La MauBank se retrouve aujourd’hui avec « l’un des meilleurs CEO du pays », estime le ministre, qui insiste qu’il est « important de prendre des risques ». « Je suis confiant que dans trois ans, nous pourrons vendre une partie des actions » de cette banque.

Pour ce qui est des PME, dit-il, « il y a une différence entre ce que l’on veut et ce qui se passe dans la réalité ». S’il concède que le projet les concernant a mis du temps à démarrer, Lutchmeenaraidoo estime cependant que tout marche comme il faut à l’heure actuelle.

Shakeel Mohamed déclare, pour sa part, que la MauBank « est au bord de la faillite ». En tant que ministre des Finances, poursuit le chef de file des rouges au Parlement, Pravind Jugnauth « doit gérer une situation désastreuse » qui découle d’un « plan mal conçu et pas du tout réfléchi » qui a mené à la chute du groupe BAI.

Si pour Lutchmeenaraidoo, la faute revient à l’ancien régime, Shakeel Mohamed souligne que ce faisant, l’ex-ministre des Finances « s’attaque à Pravind Jugnauth » ainsi qu’à Xavier Duval, tous deux Grands argentiers sous le régime travailliste. La dette publique a diminué sous Pravind Jugnauth, reconnaît le chef de file du Parti travailliste au Parlement. Mais elle a augmenté significativement sous le présent régime, insiste-t-il.

Photo d’archives : Lancement de la MauBank, le 17 septembre 2015, en présence notamment de Ramesh Basant Roi, gouverneur de la Banque de Maurice (2e à partir de la droite) et de Vishnu Lutchmeenaraidoo, alors aux commandes des Finances.

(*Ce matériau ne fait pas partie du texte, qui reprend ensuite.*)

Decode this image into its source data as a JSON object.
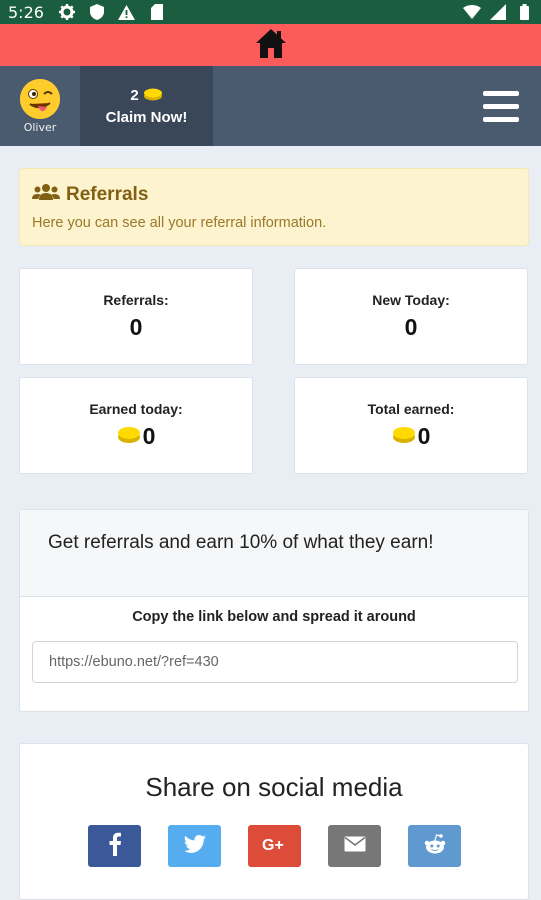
{
  "status_bar": {
    "time": "5:26",
    "left_icons": [
      "gear-icon",
      "shield-icon",
      "warning-icon",
      "sd-card-icon"
    ],
    "right_icons": [
      "wifi-icon",
      "signal-icon",
      "battery-icon"
    ]
  },
  "home_bar": {
    "icon": "home-icon",
    "color": "#fc5b5b"
  },
  "nav": {
    "avatar_name": "Oliver",
    "claim_count": "2",
    "claim_label": "Claim Now!",
    "menu_icon": "hamburger-menu-icon"
  },
  "referrals_header": {
    "title": "Referrals",
    "subtitle": "Here you can see all your referral information."
  },
  "stats": [
    {
      "label": "Referrals:",
      "value": "0",
      "coin": false
    },
    {
      "label": "New Today:",
      "value": "0",
      "coin": false
    },
    {
      "label": "Earned today:",
      "value": "0",
      "coin": true
    },
    {
      "label": "Total earned:",
      "value": "0",
      "coin": true
    }
  ],
  "earn_panel": {
    "heading": "Get referrals and earn 10% of what they earn!",
    "copy_label": "Copy the link below and spread it around",
    "link_value": "https://ebuno.net/?ref=430"
  },
  "share": {
    "title": "Share on social media",
    "buttons": [
      {
        "name": "facebook",
        "icon": "facebook-icon",
        "color": "#3b5998"
      },
      {
        "name": "twitter",
        "icon": "twitter-icon",
        "color": "#55acee"
      },
      {
        "name": "google-plus",
        "icon": "google-plus-icon",
        "color": "#dd4b39"
      },
      {
        "name": "email",
        "icon": "email-icon",
        "color": "#777777"
      },
      {
        "name": "reddit",
        "icon": "reddit-icon",
        "color": "#5f99cf"
      }
    ]
  },
  "colors": {
    "nav_bg": "#4a5a6f",
    "claim_bg": "#3a4759",
    "alert_bg": "#fdf3ce",
    "alert_text": "#816014",
    "page_bg": "#e9eef5",
    "status_bar": "#1b5e3f"
  }
}
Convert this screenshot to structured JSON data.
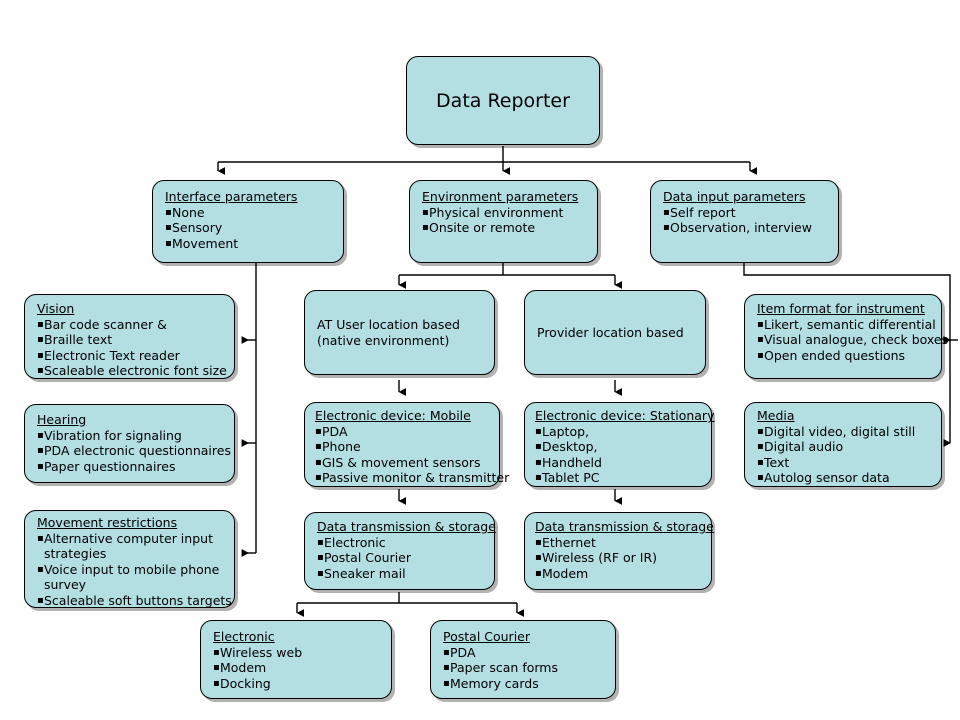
{
  "diagram": {
    "title": "Data Reporter",
    "type": "hierarchy-flowchart",
    "box_fill_color": "#b3dfe3",
    "box_border_color": "#000000",
    "connector_color": "#000000",
    "background_color": "#ffffff"
  },
  "nodes": {
    "root": {
      "title": "Data Reporter"
    },
    "interface_parameters": {
      "title": "Interface parameters",
      "items": [
        "None",
        "Sensory",
        "Movement"
      ]
    },
    "environment_parameters": {
      "title": "Environment parameters",
      "items": [
        "Physical environment",
        "Onsite or remote"
      ]
    },
    "data_input_parameters": {
      "title": "Data input parameters",
      "items": [
        "Self report",
        "Observation, interview"
      ]
    },
    "vision": {
      "title": "Vision",
      "items": [
        "Bar code scanner &",
        "Braille text",
        "Electronic Text reader",
        "Scaleable electronic font size"
      ]
    },
    "hearing": {
      "title": "Hearing",
      "items": [
        "Vibration for signaling",
        "PDA electronic questionnaires",
        "Paper questionnaires"
      ]
    },
    "movement_restrictions": {
      "title": "Movement restrictions",
      "items": [
        "Alternative computer input strategies",
        "Voice input to mobile phone survey",
        "Scaleable soft buttons targets"
      ]
    },
    "at_user_location": {
      "title": "AT User location based\n(native environment)"
    },
    "provider_location": {
      "title": "Provider location based"
    },
    "item_format": {
      "title": "Item format for instrument",
      "items": [
        "Likert, semantic differential",
        "Visual analogue, check boxes",
        "Open ended questions"
      ]
    },
    "device_mobile": {
      "title": "Electronic device: Mobile",
      "items": [
        "PDA",
        "Phone",
        "GIS & movement sensors",
        "Passive monitor & transmitter"
      ]
    },
    "device_stationary": {
      "title": "Electronic device: Stationary",
      "items": [
        "Laptop,",
        "Desktop,",
        "Handheld",
        "Tablet PC"
      ]
    },
    "media": {
      "title": "Media",
      "items": [
        "Digital video, digital still",
        "Digital audio",
        "Text",
        "Autolog sensor data"
      ]
    },
    "transmission_mobile": {
      "title": "Data transmission & storage",
      "items": [
        "Electronic",
        "Postal Courier",
        "Sneaker mail"
      ]
    },
    "transmission_stationary": {
      "title": "Data transmission & storage",
      "items": [
        "Ethernet",
        "Wireless (RF or IR)",
        "Modem"
      ]
    },
    "electronic": {
      "title": "Electronic",
      "items": [
        "Wireless web",
        "Modem",
        "Docking"
      ]
    },
    "postal_courier": {
      "title": "Postal Courier",
      "items": [
        "PDA",
        "Paper scan forms",
        "Memory cards"
      ]
    }
  }
}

  • Rs 1,4 milliard sont requis pour la mise en œuvre du rapport du PRB pour le premier semestre de cette année. Seuls 7 officiers, souligne le ministre des Finances, n’ont pas signé l’option form pour accepter la nouvelle grille salariale et les conditions qui s’y rapportent. Tous les employés du public ont recu leurs salaires révisés  ce mois-ci ainsi que les arriérés dus.
  • Rs 1 milliard de plus sont nécessaires pour le paiement de la pension universelle. Cela en raison de l’augmentation de Rs 250 accordée l’année dernière, mais aussi d’une sous-budgétisation de Rs 715 million pour cette année financière.